I’m not saying that everyone needs to or should build their own system, for most people one of the solutions above will fulfill enough of their needs. But if you just want to have it your way consider building your own system.

I’ve built a few different programs for my GTD system over the years. Then, in 2019 I saw a post by David Allen with his designs for the ultimate GTD app that he never made. I decided to incorporate some of his designs into my app.

My GTD app is designed to be used on the desktop, in conjunction with an app like Simpletask on mobile devices. It’s completely free and open source and you can find the source code on github.

Paper Based GTD

Richard Stallman says that “Non-free software enslaves the user.” The best way to be free of the shackles of software is simply not to use it. In some ways the ultimate FOSS GTD app is pen and paper.

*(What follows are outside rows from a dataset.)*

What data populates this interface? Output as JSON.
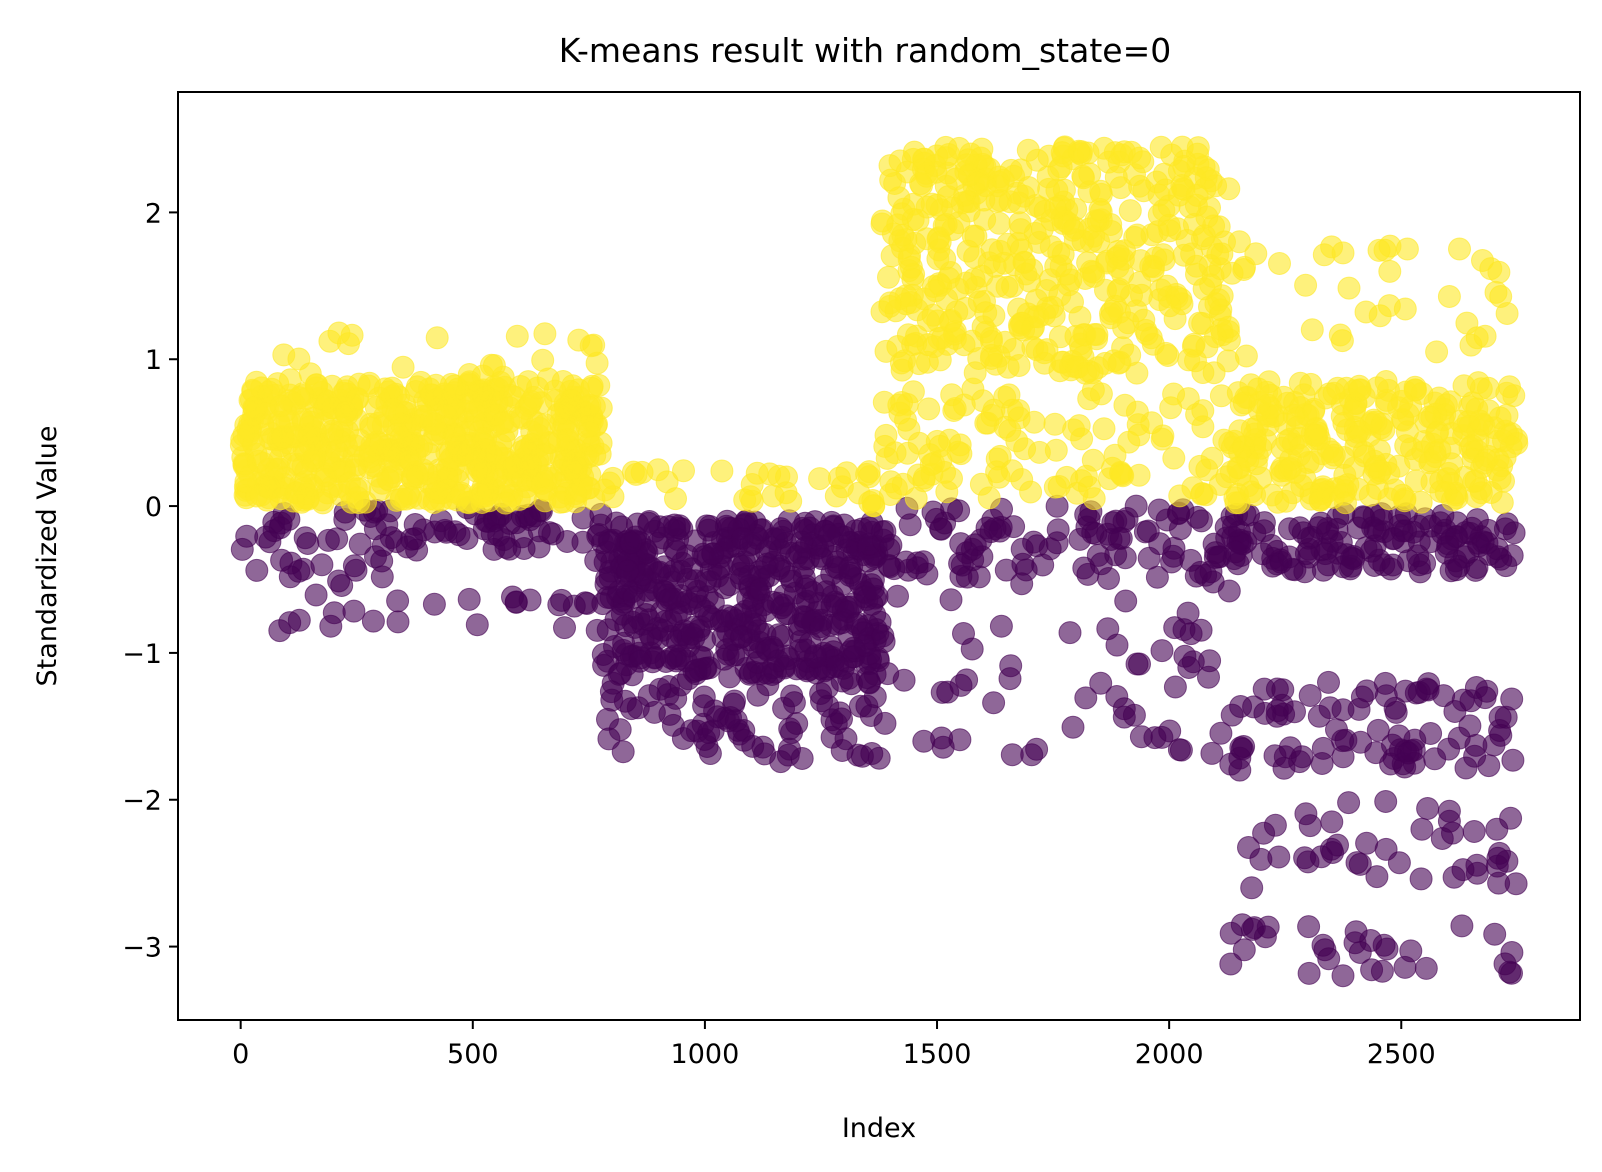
{
  "chart_data": {
    "type": "scatter",
    "title": "K-means result with random_state=0",
    "xlabel": "Index",
    "ylabel": "Standardized Value",
    "xlim": [
      -135,
      2885
    ],
    "ylim": [
      -3.5,
      2.82
    ],
    "xticks": [
      0,
      500,
      1000,
      1500,
      2000,
      2500
    ],
    "yticks": [
      -3,
      -2,
      -1,
      0,
      1,
      2
    ],
    "grid": false,
    "legend": false,
    "n_points": 2750,
    "clusters": [
      {
        "cluster": 0,
        "color": "#440154",
        "opacity": 0.6
      },
      {
        "cluster": 1,
        "color": "#fde725",
        "opacity": 0.6
      }
    ],
    "segments": [
      {
        "x_range": [
          0,
          780
        ],
        "bands": [
          {
            "cluster": 1,
            "y_range": [
              0.02,
              0.85
            ],
            "share": 0.82
          },
          {
            "cluster": 1,
            "y_range": [
              0.85,
              1.18
            ],
            "share": 0.03
          },
          {
            "cluster": 0,
            "y_range": [
              -0.3,
              0.0
            ],
            "share": 0.1
          },
          {
            "cluster": 0,
            "y_range": [
              -0.85,
              -0.3
            ],
            "share": 0.05
          }
        ]
      },
      {
        "x_range": [
          780,
          1380
        ],
        "bands": [
          {
            "cluster": 0,
            "y_range": [
              -1.15,
              -0.1
            ],
            "share": 0.8
          },
          {
            "cluster": 0,
            "y_range": [
              -1.75,
              -1.15
            ],
            "share": 0.14
          },
          {
            "cluster": 1,
            "y_range": [
              0.0,
              0.25
            ],
            "share": 0.06
          }
        ]
      },
      {
        "x_range": [
          1380,
          2130
        ],
        "bands": [
          {
            "cluster": 1,
            "y_range": [
              0.9,
              2.45
            ],
            "share": 0.62
          },
          {
            "cluster": 1,
            "y_range": [
              0.05,
              0.8
            ],
            "share": 0.16
          },
          {
            "cluster": 0,
            "y_range": [
              -0.5,
              0.0
            ],
            "share": 0.14
          },
          {
            "cluster": 0,
            "y_range": [
              -1.75,
              -0.5
            ],
            "share": 0.08
          }
        ]
      },
      {
        "x_range": [
          2130,
          2750
        ],
        "bands": [
          {
            "cluster": 1,
            "y_range": [
              0.02,
              0.85
            ],
            "share": 0.46
          },
          {
            "cluster": 1,
            "y_range": [
              1.0,
              1.8
            ],
            "share": 0.06
          },
          {
            "cluster": 0,
            "y_range": [
              -0.45,
              -0.05
            ],
            "share": 0.22
          },
          {
            "cluster": 0,
            "y_range": [
              -1.8,
              -1.2
            ],
            "share": 0.14
          },
          {
            "cluster": 0,
            "y_range": [
              -2.6,
              -2.0
            ],
            "share": 0.07
          },
          {
            "cluster": 0,
            "y_range": [
              -3.2,
              -2.85
            ],
            "share": 0.05
          }
        ]
      }
    ]
  }
}
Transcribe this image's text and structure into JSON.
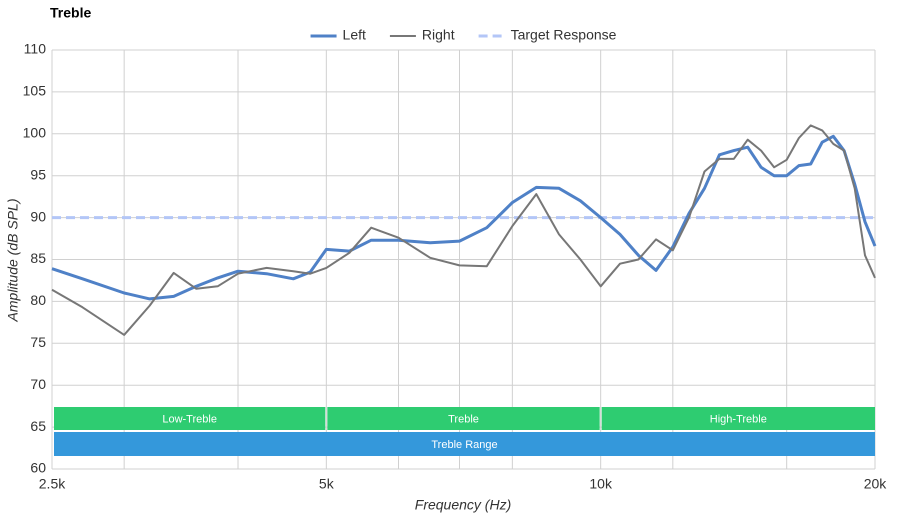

I recently wrote The Ultimate Paper Based GTD Guide, here are the highlights.

  • 6 FOSS GTD Apps (& 2 More Alternatives)
  • Constant Access (you don’t loose your system when your battery dies)
  • Complete Freedom – You can draw, make graphs, underline, highlight etc most software can’t do this
  • Reduces Screen-time – You know you need this
  • Writing – Writing with pen and paper causes us to be more thoughtful

This wraps up the list! If you are looking for some FOSS Android Productivity Apps, check out this post!

1 thought on “6 FOSS GTD Apps (& 2 More Alternatives)”

  1. Wow, I loved reading this! I’ve always been worried on how dependent I’ve become to Microsoft’s todo app (funnily enough, I didn’t capture this of the 100s of thoughts I capture daily, LOL)

    I don’t think enough people discuss about open source software and GTD, so I really appreciate for you writing this out.

    I’m still dead terrified about transitioning from Microsoft To do to any other app. How do I even begin? I love the idea of combining the desktop app you made with syncthing and one mobile app from the above list.